Ultimately, Liberty built a skillset, expertise and footprint beyond oilfield services, and its name needed to change to reflect the direction.

“We made that very conscious decision to become Liberty Energy,” Gusek said. “We are still very, very focused on the energy space, but now we are looking at things a lot more broadly than when we first started the company 12, 13 years ago.”

The firm is a major provider to the oil and gas industry in North America: frac equipment and technology, wireline services, integrated alternative fuel and distribution, proppant, patented containerized solutions and software.

Gusek was named Wright’s successor to the CEO role in November, effective with Wright’s Senate confirmation, which was made official in February.

Tuning out the noise

The first months of his tenure have been “a little noisier than I might’ve hoped for,” he said.

“That’s the biggest challenge. There has been uncertainty. We've had a lot of volatility in oil prices, a little in gas as well,” Gusek said. “But specific to the crude side of things, I think we have our customers running a range of scenarios trying to understand what the plausible paths could be and ultimately some programs that might fit any one of those paths.”

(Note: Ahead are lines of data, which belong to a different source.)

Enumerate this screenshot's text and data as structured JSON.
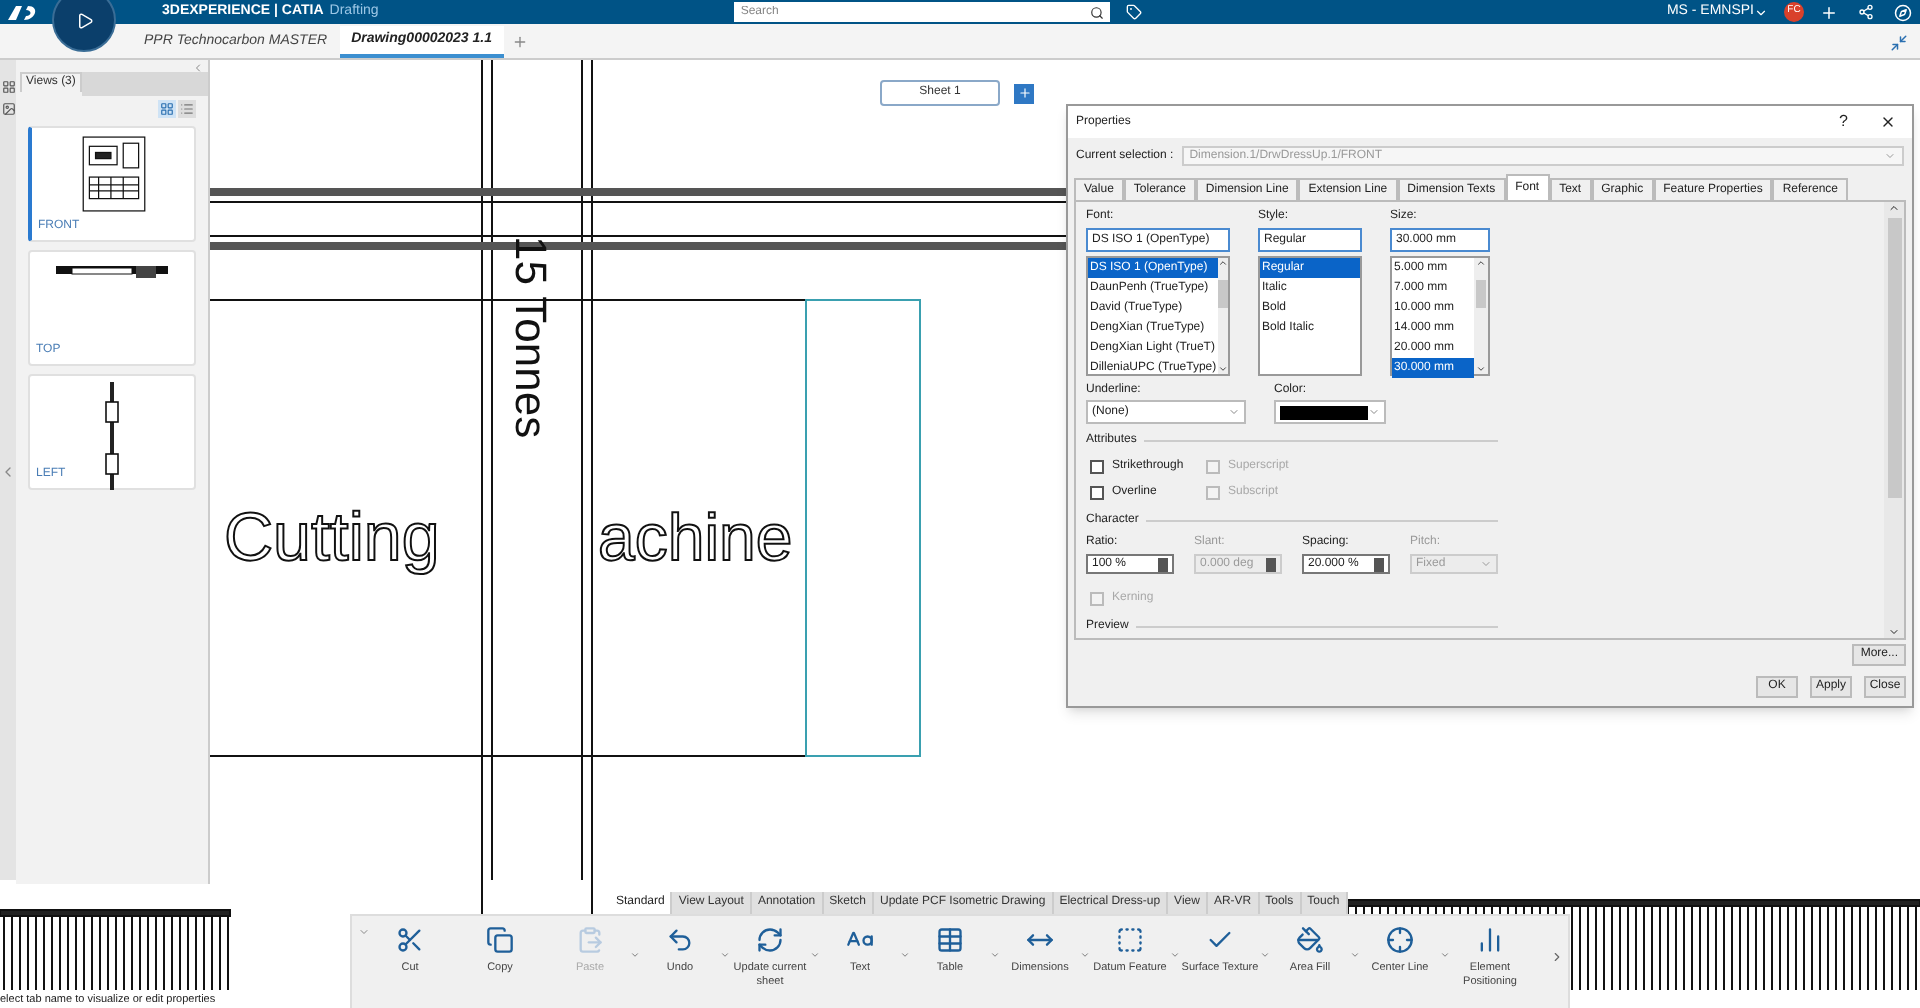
{
  "app_bar": {
    "brand": "3DEXPERIENCE | CATIA",
    "app": "Drafting",
    "search": {
      "placeholder": "Search"
    },
    "user": "MS - EMNSPI",
    "avatar": "FC"
  },
  "doc_tabs": [
    {
      "label": "PPR Technocarbon MASTER",
      "selected": false
    },
    {
      "label": "Drawing00002023 1.1",
      "selected": true
    }
  ],
  "views_panel": {
    "tab": "Views (3)",
    "layout_buttons": [
      {
        "kind": "grid",
        "selected": true
      },
      {
        "kind": "list",
        "selected": false
      }
    ],
    "views": [
      {
        "label": "FRONT",
        "kind": "front",
        "selected": true
      },
      {
        "label": "TOP",
        "kind": "top",
        "selected": false
      },
      {
        "label": "LEFT",
        "kind": "left",
        "selected": false
      }
    ]
  },
  "canvas": {
    "sheet_tabs": [
      {
        "label": "Sheet 1",
        "selected": true
      }
    ],
    "vertical_text": "15 Tonnes",
    "title_left": "Cutting",
    "title_right": "achine"
  },
  "properties": {
    "title": "Properties",
    "help": "?",
    "current_selection": {
      "label": "Current selection :",
      "value": "Dimension.1/DrwDressUp.1/FRONT"
    },
    "tabs": [
      {
        "label": "Value",
        "selected": false
      },
      {
        "label": "Tolerance",
        "selected": false
      },
      {
        "label": "Dimension Line",
        "selected": false
      },
      {
        "label": "Extension Line",
        "selected": false
      },
      {
        "label": "Dimension Texts",
        "selected": false
      },
      {
        "label": "Font",
        "selected": true
      },
      {
        "label": "Text",
        "selected": false
      },
      {
        "label": "Graphic",
        "selected": false
      },
      {
        "label": "Feature Properties",
        "selected": false
      },
      {
        "label": "Reference",
        "selected": false
      }
    ],
    "lists": [
      {
        "label": "Font:",
        "value": "DS ISO 1 (OpenType)",
        "options": [
          {
            "label": "DS ISO 1 (OpenType)",
            "selected": true
          },
          {
            "label": "DaunPenh (TrueType)",
            "selected": false
          },
          {
            "label": "David (TrueType)",
            "selected": false
          },
          {
            "label": "DengXian (TrueType)",
            "selected": false
          },
          {
            "label": "DengXian Light (TrueT)",
            "selected": false
          },
          {
            "label": "DilleniaUPC (TrueType)",
            "selected": false
          }
        ]
      },
      {
        "label": "Style:",
        "value": "Regular",
        "options": [
          {
            "label": "Regular",
            "selected": true
          },
          {
            "label": "Italic",
            "selected": false
          },
          {
            "label": "Bold",
            "selected": false
          },
          {
            "label": "Bold Italic",
            "selected": false
          }
        ]
      },
      {
        "label": "Size:",
        "value": "30.000 mm",
        "options": [
          {
            "label": "5.000 mm",
            "selected": false
          },
          {
            "label": "7.000 mm",
            "selected": false
          },
          {
            "label": "10.000 mm",
            "selected": false
          },
          {
            "label": "14.000 mm",
            "selected": false
          },
          {
            "label": "20.000 mm",
            "selected": false
          },
          {
            "label": "30.000 mm",
            "selected": true
          }
        ]
      }
    ],
    "underline": {
      "label": "Underline:",
      "value": "(None)"
    },
    "color": {
      "label": "Color:",
      "color": "#000000"
    },
    "attributes": {
      "title": "Attributes",
      "checkboxes": [
        {
          "label": "Strikethrough",
          "checked": false,
          "disabled": false
        },
        {
          "label": "Superscript",
          "checked": false,
          "disabled": true
        },
        {
          "label": "Overline",
          "checked": false,
          "disabled": false
        },
        {
          "label": "Subscript",
          "checked": false,
          "disabled": true
        }
      ]
    },
    "character": {
      "title": "Character",
      "fields": [
        {
          "label": "Ratio:",
          "value": "100 %",
          "kind": "spin",
          "disabled": false
        },
        {
          "label": "Slant:",
          "value": "0.000 deg",
          "kind": "spin",
          "disabled": true
        },
        {
          "label": "Spacing:",
          "value": "20.000 %",
          "kind": "spin",
          "disabled": false
        },
        {
          "label": "Pitch:",
          "value": "Fixed",
          "kind": "select",
          "disabled": true
        }
      ]
    },
    "kerning": {
      "label": "Kerning",
      "checked": false,
      "disabled": true
    },
    "preview_title": "Preview",
    "more_button": "More...",
    "buttons": [
      "OK",
      "Apply",
      "Close"
    ]
  },
  "toolbar": {
    "tabs": [
      {
        "label": "Standard",
        "selected": true
      },
      {
        "label": "View Layout",
        "selected": false
      },
      {
        "label": "Annotation",
        "selected": false
      },
      {
        "label": "Sketch",
        "selected": false
      },
      {
        "label": "Update PCF Isometric Drawing",
        "selected": false
      },
      {
        "label": "Electrical Dress-up",
        "selected": false
      },
      {
        "label": "View",
        "selected": false
      },
      {
        "label": "AR-VR",
        "selected": false
      },
      {
        "label": "Tools",
        "selected": false
      },
      {
        "label": "Touch",
        "selected": false
      }
    ],
    "buttons": [
      {
        "label": "Cut",
        "kind": "cut",
        "disabled": false,
        "menu": false
      },
      {
        "label": "Copy",
        "kind": "copy",
        "disabled": false,
        "menu": false
      },
      {
        "label": "Paste",
        "kind": "paste",
        "disabled": true,
        "menu": true
      },
      {
        "label": "Undo",
        "kind": "undo",
        "disabled": false,
        "menu": true
      },
      {
        "label": "Update current sheet",
        "kind": "update",
        "disabled": false,
        "menu": true
      },
      {
        "label": "Text",
        "kind": "text",
        "disabled": false,
        "menu": true
      },
      {
        "label": "Table",
        "kind": "table",
        "disabled": false,
        "menu": true
      },
      {
        "label": "Dimensions",
        "kind": "dimensions",
        "disabled": false,
        "menu": true
      },
      {
        "label": "Datum Feature",
        "kind": "datum",
        "disabled": false,
        "menu": true
      },
      {
        "label": "Surface Texture",
        "kind": "surface",
        "disabled": false,
        "menu": true
      },
      {
        "label": "Area Fill",
        "kind": "fill",
        "disabled": false,
        "menu": true
      },
      {
        "label": "Center Line",
        "kind": "center",
        "disabled": false,
        "menu": true
      },
      {
        "label": "Element Positioning",
        "kind": "position",
        "disabled": false,
        "menu": false
      }
    ]
  },
  "status_bar": "elect tab name to visualize or edit properties"
}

Some E&Ps have revealed plans to reduce capital spending and their rig counts, but there remains some uncertainty.

“I think we've gotten to a place where the tariff question is getting a little better. I think we're starting to get a little more comfort around the idea that we're going to land in a reasonable spot from a trade standpoint,” he said. “And so that takes away some of the recessionary concerns, maybe the impact on the demand side of the picture. As far as oil goes globally, I think that maybe strengthens the floor price.”

For the most part, Liberty’s second-quarter plans remain intact. Some activity may taper off during the second half of the year, as the picture for oil prices comes into view and tariff questions are settled.

“My guess is we have some more clarity around where WTI is going to land and ultimately what that'll mean for budgets for our customers,” he said.

“On the direct side of things, of course there is an impact to us, much like the E&Ps, there are parts of our supply chain that originate overseas.”

An example is Liberty’s electric pump equipment. One version generates electricity and ultimately will drive the pump with electric motors. Those come from China today, Gusek said.

“And so maybe a week ago they were about to get 155% more expensive and now they're only going to get modestly more expensive, only 30% more. Those things impact our ability to carry on with this program around building next generation assets or at least the cost that's attached.”